第5.7話 Bパート~転売ダメゼッタイ~

「わぁあ~っ!」


「ほ、本当にこんな所に寄っていいの?」

「何を言ってるんです、その勇の嬉しそうな顔を見るためにここに来たんです。だから、喜んでもらわないと私が困ります」

 そう笑顔で応えてくれるハツネさんに、僕は感激した。



「それに、ほら」

 そう彼女が指差す先には……今日発売した『シシガーディアン』の限定商品プラモの広告があった。

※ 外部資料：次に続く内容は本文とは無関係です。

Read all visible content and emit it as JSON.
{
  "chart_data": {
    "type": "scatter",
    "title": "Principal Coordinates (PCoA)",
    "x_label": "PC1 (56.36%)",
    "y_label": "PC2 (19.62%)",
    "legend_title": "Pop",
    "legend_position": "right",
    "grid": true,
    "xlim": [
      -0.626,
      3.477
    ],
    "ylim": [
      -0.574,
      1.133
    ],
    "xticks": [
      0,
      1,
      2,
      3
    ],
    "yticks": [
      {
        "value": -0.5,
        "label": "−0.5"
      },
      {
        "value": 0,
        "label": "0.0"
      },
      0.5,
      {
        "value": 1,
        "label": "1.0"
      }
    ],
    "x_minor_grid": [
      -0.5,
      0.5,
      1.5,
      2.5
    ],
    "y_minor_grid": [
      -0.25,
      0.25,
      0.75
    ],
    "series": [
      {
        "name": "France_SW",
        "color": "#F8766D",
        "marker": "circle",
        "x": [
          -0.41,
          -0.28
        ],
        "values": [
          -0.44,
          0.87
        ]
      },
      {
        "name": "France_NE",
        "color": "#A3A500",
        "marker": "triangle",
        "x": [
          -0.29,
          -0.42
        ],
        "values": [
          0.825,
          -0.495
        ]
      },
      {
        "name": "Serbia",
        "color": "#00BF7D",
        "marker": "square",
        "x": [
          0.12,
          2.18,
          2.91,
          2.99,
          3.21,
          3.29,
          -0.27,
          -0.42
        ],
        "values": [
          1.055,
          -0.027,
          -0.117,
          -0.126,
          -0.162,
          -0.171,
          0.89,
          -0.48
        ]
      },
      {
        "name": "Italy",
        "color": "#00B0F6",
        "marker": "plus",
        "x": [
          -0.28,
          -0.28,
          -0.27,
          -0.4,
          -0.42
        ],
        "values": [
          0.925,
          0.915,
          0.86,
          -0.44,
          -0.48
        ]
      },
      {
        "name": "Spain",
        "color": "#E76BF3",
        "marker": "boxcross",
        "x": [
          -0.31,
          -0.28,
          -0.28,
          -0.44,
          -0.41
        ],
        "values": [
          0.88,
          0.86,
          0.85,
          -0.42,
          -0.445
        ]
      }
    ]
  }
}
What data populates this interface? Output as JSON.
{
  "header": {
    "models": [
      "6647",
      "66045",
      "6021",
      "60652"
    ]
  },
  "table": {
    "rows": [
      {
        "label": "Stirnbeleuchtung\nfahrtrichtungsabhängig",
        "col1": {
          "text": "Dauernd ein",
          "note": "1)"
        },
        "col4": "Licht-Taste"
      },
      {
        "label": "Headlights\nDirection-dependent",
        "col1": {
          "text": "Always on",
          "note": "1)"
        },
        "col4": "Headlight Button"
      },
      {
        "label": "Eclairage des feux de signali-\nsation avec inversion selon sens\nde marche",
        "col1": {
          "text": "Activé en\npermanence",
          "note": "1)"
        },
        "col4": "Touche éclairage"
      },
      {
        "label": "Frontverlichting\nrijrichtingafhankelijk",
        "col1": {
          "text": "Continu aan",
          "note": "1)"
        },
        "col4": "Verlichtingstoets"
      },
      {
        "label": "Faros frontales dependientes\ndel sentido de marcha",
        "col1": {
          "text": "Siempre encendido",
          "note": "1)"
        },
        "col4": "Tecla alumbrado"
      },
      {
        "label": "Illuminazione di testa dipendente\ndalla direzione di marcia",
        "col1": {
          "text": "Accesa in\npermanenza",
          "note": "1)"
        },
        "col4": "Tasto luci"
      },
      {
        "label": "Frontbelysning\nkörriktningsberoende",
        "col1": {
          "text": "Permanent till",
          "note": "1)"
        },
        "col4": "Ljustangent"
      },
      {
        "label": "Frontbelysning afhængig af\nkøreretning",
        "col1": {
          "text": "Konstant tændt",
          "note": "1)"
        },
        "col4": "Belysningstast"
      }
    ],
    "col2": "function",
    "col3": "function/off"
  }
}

「以前この玩具で遊んでいるところを見て、勇はきっとこれが好きだと思ってました! なので、一緒に並んでこのプラモを買いましょう! 一人一個限定らしいですが、私も一緒に並びますので、二つ手に入りますよ!」

 そう言って笑顔で列に並ぼうとするハツネさん……その肩を、僕はしっかりと掴んだ。

「え、勇……?」

「ハツネさん、君の気持ちはとても嬉しい。僕は確かに『シシガーディアン』が好きだし、正直このプラモのことが気になっていたから欲しい。でも、でもね……」

 そして僕は、叫んだ。

「僕は、一個で十分なんだッ!」

「……え?」

 キョトンとするハツネさんに、僕は説明する。

「いいかいハツネさん、そもそも今回購入数に制限があるのは人気だからじゃないんだ。いや『シシガーディアン』は放送終了から25年経ても今尚根強い人気はあるけど、それでもメジャーとは言えない。なのに何故個数制限がついているかと言うと、それはテンバイヤーという悪が存在するからなんだ。彼らは商品をわざと大量に買い上げて、それらを定価以上の値段で転売する。それは企業努力で価格を押し下げようとしてきた販売会社にとても失礼なことなんだ。けれど悲しいかな、そんな彼らの想いは届かず一向に法整備は進まない。だから仕方なく小売店は今回のように購入制限を設けたんだ。確かに企業にとって商品が大量に売れることは望ましいかもしれない。でも彼らはそれ以上に僕らに商品を手に取って欲しいと思ってるんだ。そんな彼らの努力を無駄にはしたくない。また、僕は改造やコレクションを楽しむための複数買いは望まない。よって僕は一個あれば十分なんだ。欲しくないとは決して言わない。でも、僕が2個買えばその分買えなくなる人がいる。そう思うだけで僕の心は苦しみに堪え切れなくなるんだ。だからハツネさん、君の気持ちはとてもありがたいけど、今回は僕一人で行かせてくれ。幸いまだギリギリ買える状況にはあるみたいだ。そして、そう思っている同好の士は必ずいる。彼らが一人でも多く買えるように、申し訳ないけど今回ハツネさんは並ばないでいて欲しいんだ。ごめん、本当にごめん……ッ!」

 そう言って頭を下げる僕に、突如拍手が送られる。

 おそらく、これは同好の士による者だろう。この葛藤を、分け合える仲間がいる。そう思うだけで僕は涙が出そうになった。

 皆、頑張って生きよう。そしてテンバイヤーに打ち克とう。僕らの幸せなロボットオタクライフのために、皆で頑張ってこの神から与えられた試練を乗り越えようじゃないか。

 嗚呼、素晴らしきロボット。素晴らしきオタク人生よッ!

「……あ、あの、じゃあ私は自分で組み立てるので、一緒に並んでもいいですか?」

 刹那、僕らは視線で緊急動議を始める。そして数瞬の間議論に議論を慎重に重ねた結果……

「それならOK! じゃ、一緒に並ぼうか!」

 僕らは、新たなる同好の士を迎え入れることとするのだった。